The doctor had instantly given the alarm at the palace, with the result that the Princess’s flight was discovered within two hours after it had taken place. Now the uproar in the Ducal household was, it seems, beyond description. Two detachments of dragoons were at once sent in pursuit of the two carriages which were known to have left the town that night. (How we blessed Anna’s shrewder scheme!) When they returned, empty-handed of course, the nature of the trick was perceived. Prince Eugen—whose fury, it appears, was something quite appalling to behold, not only because of the reassertion of the Princess’s independence, but because the man whom he had taken so much trouble to obliterate had presumed to be alive after all!—Prince Eugen, according to his wont, took matters into his own hands. He sallied forth with his henchman the doctor, to make inquiries for himself in the town. The result of these was the discovery of the passage of one Hans Meyerhofer’s cart out by the South Gate after closing hours. This man was known to the doctor (whose stables he supplied with fodder) as being Anna’s cousin, and the connection of the Princess’s nurse with the scheme of escape was well demonstrated by her own disappearance. This discovery was sufficient for the Margrave, and (very much, it would appear, against the real wishes of the Duke, whose most earnest desire was to proceed with as little scandal as possible) he with half a dozen troopers instantly set forth in pursuit on the road to Prague. Of these troopers, as we had seen, most had broken down on the way, and none had been able to keep up with the higher mettled mount of their leader—fortunately for us.

It was after his departure that Madam Lothner wrote. She was convinced, as she characteristically remarked, that the Prince would be successful, and that the most dire misfortunes were about to fall upon everybody—all through the obstinacy of M. de Jennico, who really could not say he had not been warned. Nevertheless, on the chance of their having escaped, either to England or to Tollendhal (and she addressed her letter to Tollendhal, trusting that it would be forwarded), she could not refrain from pouring forth her soul into her beloved Princess’s bosom—and so forth and so on. In fact, the good woman had wanted a confidant, and had found it on paper.

Our next information regarding the Court of Lausitz came from a very different source, and was of a totally different description. It was the announcement in the Vienna News-Sheet of the death of Eugen, Margrave of Liegnitz-Rothenburg, through a fall from his horse upon a hunting expedition. It was also stated that, yielding at last to her repeated requests, the Duke had consented to the retirement into a convent of his only daughter, Princess Marie Ottilie, such having been (it was stated) her ardent desire for more than a year. The name of the convent was not given.

******

Here this memoir, begun in such storm and stress, within and without, continued in such different moods and for such varied motives, ends with the mantle of peace upon us, with the song of birds in our ears.

Tollendhal, that I knew beautiful in the autumn; Tollendhal, the shrine of our young foolish love, is now beautiful with the budding green all round it under a dappled sky. But never had the old stronghouse looked to me so noble as when I brought my bride back to it in the snow. As the carriage at last entered upon the valley road and we saw it rise before us, high against the sky, white-roofed and black-walled, stern, strong, and frowning, while the winter sun flashed back a warm, red welcome to the returning masters, from some high window here and there, I felt my heart stir. And as I looked at Ottilie I saw in her eyes the reflection of the same fire.

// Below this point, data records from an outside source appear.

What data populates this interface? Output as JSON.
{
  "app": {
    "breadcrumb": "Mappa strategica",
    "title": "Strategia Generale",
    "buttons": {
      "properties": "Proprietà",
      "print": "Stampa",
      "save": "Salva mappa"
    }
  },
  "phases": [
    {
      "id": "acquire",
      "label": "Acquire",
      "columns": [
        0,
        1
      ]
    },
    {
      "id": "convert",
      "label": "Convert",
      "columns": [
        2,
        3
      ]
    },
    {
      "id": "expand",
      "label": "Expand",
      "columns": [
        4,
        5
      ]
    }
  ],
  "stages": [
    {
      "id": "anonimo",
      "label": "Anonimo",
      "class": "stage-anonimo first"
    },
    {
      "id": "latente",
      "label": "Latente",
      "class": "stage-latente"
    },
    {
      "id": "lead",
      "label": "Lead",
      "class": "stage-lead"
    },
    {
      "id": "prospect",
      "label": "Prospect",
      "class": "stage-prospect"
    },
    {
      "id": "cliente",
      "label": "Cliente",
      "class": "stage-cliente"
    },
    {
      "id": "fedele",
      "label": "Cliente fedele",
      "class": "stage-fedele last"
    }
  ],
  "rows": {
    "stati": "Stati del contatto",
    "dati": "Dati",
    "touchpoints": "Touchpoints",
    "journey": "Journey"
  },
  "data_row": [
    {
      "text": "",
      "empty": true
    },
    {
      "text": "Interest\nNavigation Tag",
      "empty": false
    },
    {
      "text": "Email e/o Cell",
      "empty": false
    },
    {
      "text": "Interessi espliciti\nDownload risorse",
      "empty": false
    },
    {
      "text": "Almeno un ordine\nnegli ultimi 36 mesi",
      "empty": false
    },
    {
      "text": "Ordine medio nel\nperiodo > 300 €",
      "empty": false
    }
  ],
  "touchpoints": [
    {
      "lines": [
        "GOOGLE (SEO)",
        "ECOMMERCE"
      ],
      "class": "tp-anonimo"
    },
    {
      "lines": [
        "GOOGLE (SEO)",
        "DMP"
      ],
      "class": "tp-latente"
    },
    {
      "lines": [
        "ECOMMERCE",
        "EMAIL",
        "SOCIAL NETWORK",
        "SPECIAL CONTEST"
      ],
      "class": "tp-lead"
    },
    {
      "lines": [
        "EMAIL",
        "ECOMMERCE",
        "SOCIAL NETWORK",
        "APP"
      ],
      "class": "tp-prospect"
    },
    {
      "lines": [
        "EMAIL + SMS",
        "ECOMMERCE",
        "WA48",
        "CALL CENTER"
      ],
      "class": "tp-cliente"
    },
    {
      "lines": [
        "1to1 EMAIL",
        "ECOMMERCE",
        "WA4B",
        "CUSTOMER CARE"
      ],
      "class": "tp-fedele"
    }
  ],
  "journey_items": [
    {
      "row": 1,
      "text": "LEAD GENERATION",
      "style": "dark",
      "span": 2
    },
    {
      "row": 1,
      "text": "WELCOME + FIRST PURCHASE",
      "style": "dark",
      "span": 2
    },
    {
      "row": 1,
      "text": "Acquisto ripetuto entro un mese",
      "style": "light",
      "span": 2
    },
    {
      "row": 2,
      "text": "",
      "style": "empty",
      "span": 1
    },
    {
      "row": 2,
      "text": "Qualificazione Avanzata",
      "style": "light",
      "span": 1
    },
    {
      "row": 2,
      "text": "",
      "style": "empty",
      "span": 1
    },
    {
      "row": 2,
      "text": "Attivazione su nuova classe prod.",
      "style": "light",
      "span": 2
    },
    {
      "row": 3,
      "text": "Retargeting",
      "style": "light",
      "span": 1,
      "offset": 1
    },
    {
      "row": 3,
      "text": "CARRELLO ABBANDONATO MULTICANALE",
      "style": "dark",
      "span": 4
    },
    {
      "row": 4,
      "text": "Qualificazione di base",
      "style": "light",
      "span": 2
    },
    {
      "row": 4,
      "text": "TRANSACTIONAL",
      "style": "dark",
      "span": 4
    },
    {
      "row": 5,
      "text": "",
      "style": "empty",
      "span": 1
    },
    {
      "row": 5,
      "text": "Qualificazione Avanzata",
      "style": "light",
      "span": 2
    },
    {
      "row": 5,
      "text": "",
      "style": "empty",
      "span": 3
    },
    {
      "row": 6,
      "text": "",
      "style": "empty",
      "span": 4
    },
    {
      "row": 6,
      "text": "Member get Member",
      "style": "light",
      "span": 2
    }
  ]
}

Our people had been prepared for our coming by messengers from Prague. The court of honour was thronged, and we entered amid acclamations such as would have satisfied the heart of a king coming to his own again. We had broken the bread and tasted the salt; we had drunk of the wine on the threshold; we had been conducted in state; and at last, at last we found ourselves alone in the old room where my great-uncle’s portrait kept its silent watch! János, who, his work of trust done, had fallen back into his place of heiduck as simply as the faithful blade falls back into the scabbard, had retired to his station outside the door. Without rang the wild music of the gipsies to the feasting people, and the tremors of the czimbalom found an answer in the very fibres of my soul—to such music she had first come to me in my dreams!

The walls of the room were all ruddy with the reflection of the bonfire in the courtyard: the very air was filled with joy and colour. And there was my great-uncle’s portrait—he was simpering with ineffable complacency; and there the rolled-up parchment; and there the table where we had quarrelled, and where, since then, I had poured forth such mad regrets. Oh! my God! what memories!... and there was my wife!